Handing over my registration, I say, “Guess it’s one of those days.” I pick up the broken chain of the necklace from my lap and place it in the passenger seat next to my cell phone, a Droid devoid of use. I dropped it into the toilet the day before. Shouldn’t have left it in my back pocket.
“Where are you driving from?”
My voice cracks, “My mother’s.” I think he hears the pain in my voice.
“Have you been drinking?”
I attempt to close my glove compartment, and somehow, the entire drawer breaks and falls to the ground.
You know, part of me wonders how much the ticket will be. Part of me knows my car insurance company will take away that snazzy no-moving-violation discount for the next 3 years. I could really use the extra $1200. And yet, I am okay with the ticket. I am okay about the phone, the necklace, the glove compartment, the insurance money.
Epiphany strikes, and usually when that happens, you had better hold onto it and listen. Guess that is what I am trying to do now. I am learning about pain of the human condition. I am learning what it means to find importance in what matters and to let go of what you cannot control. I am learning to appreciate the good and to embrace emotions when it comes to the bad. I am learning that it is okay to be sad.
Just moments ago, when I was sitting in the parking lot at my mom’s apartment complex, I was thinking of friends who I could ask for help. I needed to recruit extra packing hands so that my brother, sister-in-law, and I wouldn’t be in over our heads for my mom’s big move tomorrow. Here’s the thing: my mother suffers from severe mental illness. There we go. I said it. It’s public. Whatever. We need to get over this stigma of mental health, and I will join the crusade.
Here’s the other thing: I realized I had few friends who would spare time for an exhausting favor, and far fewer friends who would not judge my mom for her illness. That amounted in my head as no friends at all who would be willing to help, except for one who is actively involved in a mental health awareness group on his college campus. Within seconds of texting him, I received a positive response back, complemented with conscientious questions. Such kindness with an utter lack of judgment.

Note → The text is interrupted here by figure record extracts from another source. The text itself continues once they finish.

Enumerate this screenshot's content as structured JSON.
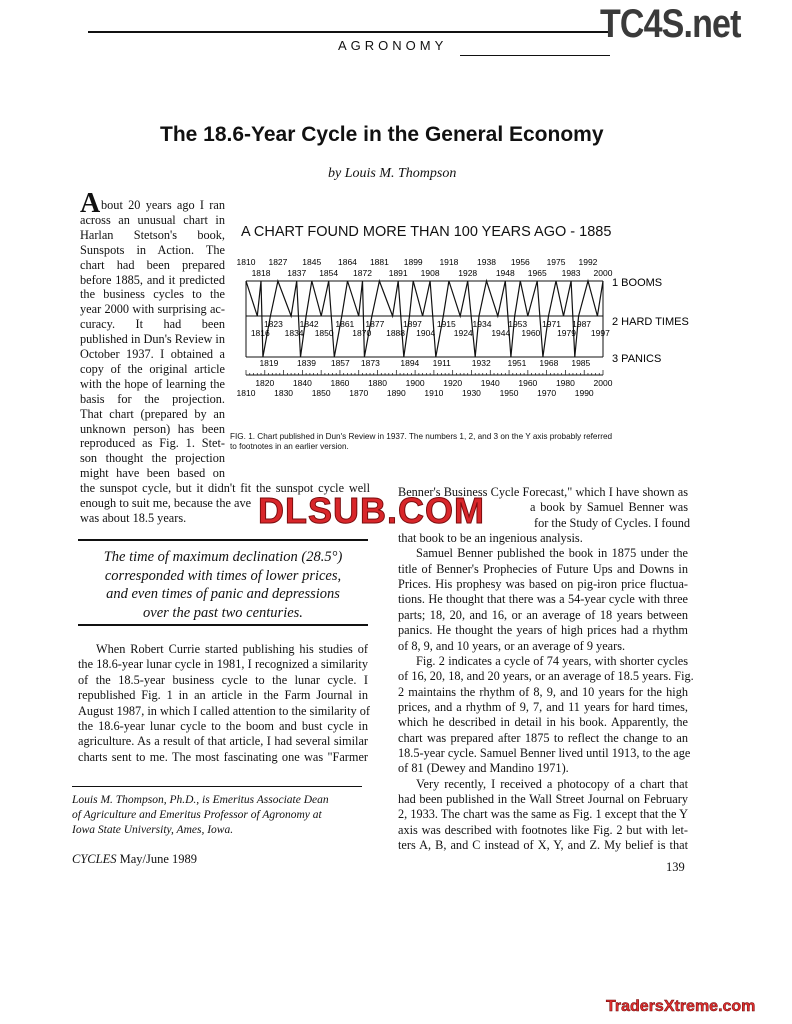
{
  "header": {
    "section": "AGRONOMY",
    "logo": "TC4S.net"
  },
  "article": {
    "title": "The 18.6-Year Cycle in the General Economy",
    "byline": "by Louis M. Thompson",
    "drop_cap": "A",
    "left_lines": [
      "bout 20 years ago I ran",
      "across an unusual chart in",
      "Harlan Stetson's book,",
      "Sunspots in Action. The",
      "chart had been prepared",
      "before 1885, and it predicted",
      "the business cycles to the",
      "year 2000 with surprising ac-",
      "curacy. It had been",
      "published in Dun's Review in",
      "October 1937. I obtained a",
      "copy of the original article",
      "with the hope of learning the",
      "basis for the projection.",
      "That chart (prepared by an",
      "unknown person) has been",
      "reproduced as Fig. 1. Stet-",
      "son thought the projection",
      "might have been based on",
      "the sunspot cycle, but it didn't fit the sunspot cycle well",
      "enough to suit me, because the ave",
      "was about 18.5 years."
    ],
    "pull_quote": [
      "The time of maximum declination (28.5°)",
      "corresponded with times of lower prices,",
      "and even times of panic and depressions",
      "over the past two centuries."
    ],
    "left_lines_2": [
      "When Robert Currie started publishing his studies of",
      "the 18.6-year lunar cycle in 1981, I recognized a similarity",
      "of the 18.5-year business cycle to the lunar cycle. I",
      "republished Fig. 1 in an article in the Farm Journal in",
      "August 1987, in which I called attention to the similarity of",
      "the 18.6-year lunar cycle to the boom and bust cycle in",
      "agriculture. As a result of that article, I had several similar",
      "charts sent to me. The most fascinating one was \"Farmer"
    ],
    "right_lines": [
      "Benner's Business Cycle Forecast,\" which I have shown as",
      "a book by Samuel Benner was",
      "for the Study of Cycles. I found",
      "that book to be an ingenious analysis.",
      "Samuel Benner published the book in 1875 under the",
      "title of Benner's Prophecies of Future Ups and Downs in",
      "Prices. His prophesy was based on pig-iron price fluctua-",
      "tions. He thought that there was a 54-year cycle with three",
      "parts; 18, 20, and 16, or an average of 18 years between",
      "panics. He thought the years of high prices had a rhythm",
      "of 8, 9, and 10 years, or an average of 9 years.",
      "Fig. 2 indicates a cycle of 74 years, with shorter cycles",
      "of 16, 20, 18, and 20 years, or an average of 18.5 years. Fig.",
      "2 maintains the rhythm of 8, 9, and 10 years for the high",
      "prices, and a rhythm of 9, 7, and 11 years for hard times,",
      "which he described in detail in his book. Apparently, the",
      "chart was prepared after 1875 to reflect the change to an",
      "18.5-year cycle. Samuel Benner lived until 1913, to the age",
      "of 81 (Dewey and Mandino 1971).",
      "Very recently, I received a photocopy of a chart that",
      "had been published in the Wall Street Journal on February",
      "2, 1933. The chart was the same as Fig. 1 except that the Y",
      "axis was described with footnotes like Fig. 2 but with let-",
      "ters A, B, and C instead of X, Y, and Z. My belief is that"
    ],
    "footnote": [
      "Louis M. Thompson, Ph.D., is Emeritus Associate Dean",
      "of Agriculture and Emeritus Professor of Agronomy at",
      "Iowa State University, Ames, Iowa."
    ]
  },
  "figure": {
    "caption_lines": [
      "FIG. 1. Chart published in Dun's Review in 1937. The numbers 1, 2, and 3 on the Y axis probably referred",
      "to footnotes in an earlier version."
    ]
  },
  "chart_data": {
    "type": "line",
    "title": "A CHART FOUND MORE THAN 100 YEARS AGO - 1885",
    "y_levels": [
      "1 BOOMS",
      "2 HARD TIMES",
      "3 PANICS"
    ],
    "xlim": [
      1810,
      2000
    ],
    "x_ticks_upper": [
      1820,
      1840,
      1860,
      1880,
      1900,
      1920,
      1940,
      1960,
      1980,
      2000
    ],
    "x_ticks_lower": [
      1810,
      1830,
      1850,
      1870,
      1890,
      1910,
      1930,
      1950,
      1970,
      1990
    ],
    "booms": [
      1810,
      1818,
      1827,
      1837,
      1845,
      1854,
      1864,
      1872,
      1881,
      1891,
      1899,
      1908,
      1918,
      1928,
      1938,
      1948,
      1956,
      1965,
      1975,
      1983,
      1992,
      2000
    ],
    "hard_times": [
      1816,
      1823,
      1834,
      1842,
      1850,
      1861,
      1870,
      1877,
      1888,
      1897,
      1904,
      1915,
      1924,
      1934,
      1944,
      1953,
      1960,
      1971,
      1979,
      1987,
      1997
    ],
    "panics": [
      1819,
      1839,
      1857,
      1873,
      1894,
      1911,
      1932,
      1951,
      1968,
      1985
    ]
  },
  "footer": {
    "journal": "CYCLES",
    "issue": "May/June 1989",
    "page": "139"
  },
  "watermarks": {
    "center": "DLSUB.COM",
    "bottom": "TradersXtreme.com"
  }
}
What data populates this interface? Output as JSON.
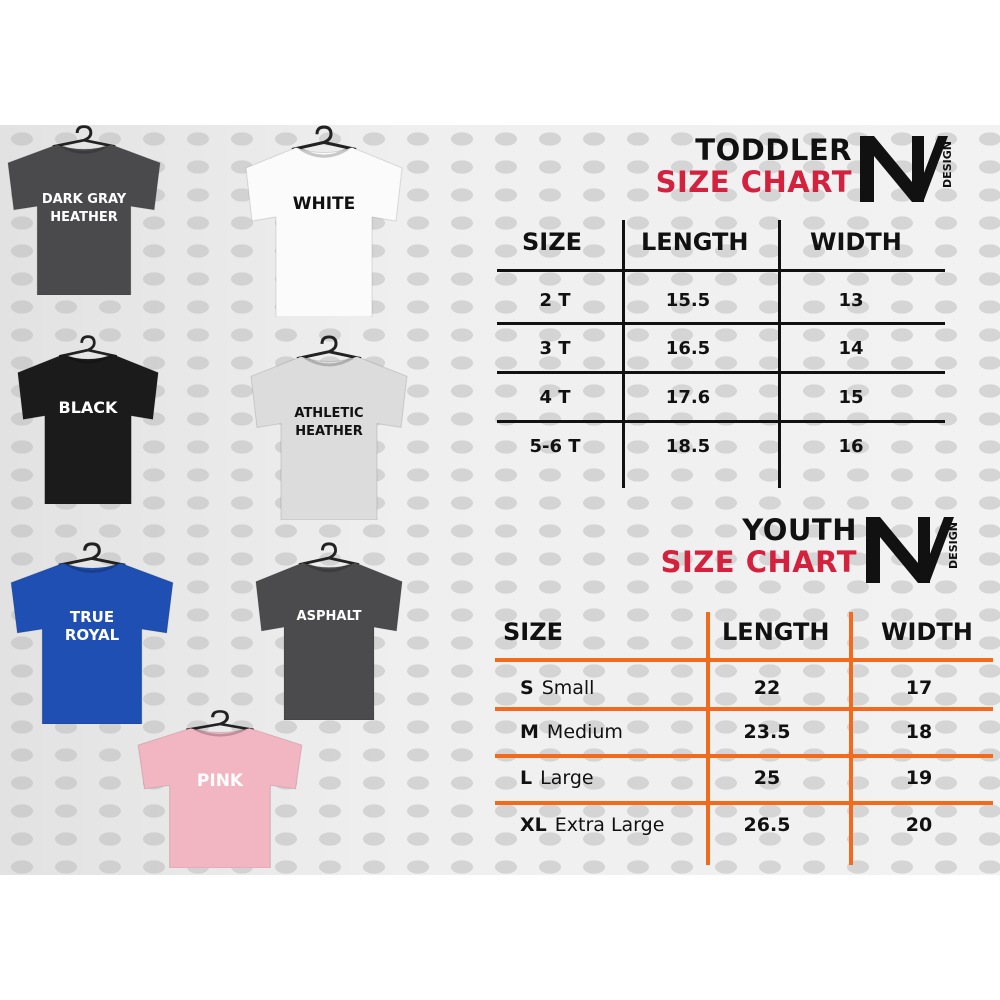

As I sit in my car, I think about this friend. I think about my brother, my sister-in-law, and my boyfriend. I think about the few people in this world I trust to understand my sadness and my overwhelming desire to address the pain of the human condition. This world is cruel somehow, with so few people in this world who care about what truly matters, sometimes myself included. We get so wrapped up in details and routines, that we forget about what it feels like to be overwhelmed by real pain, the type that attacks the gut and your heart at the same time. It’s nice to not care about the little things, though. It makes me feel like my life is headed in the right direction. Maybe by healing someone else’s pain, I can also heal my own.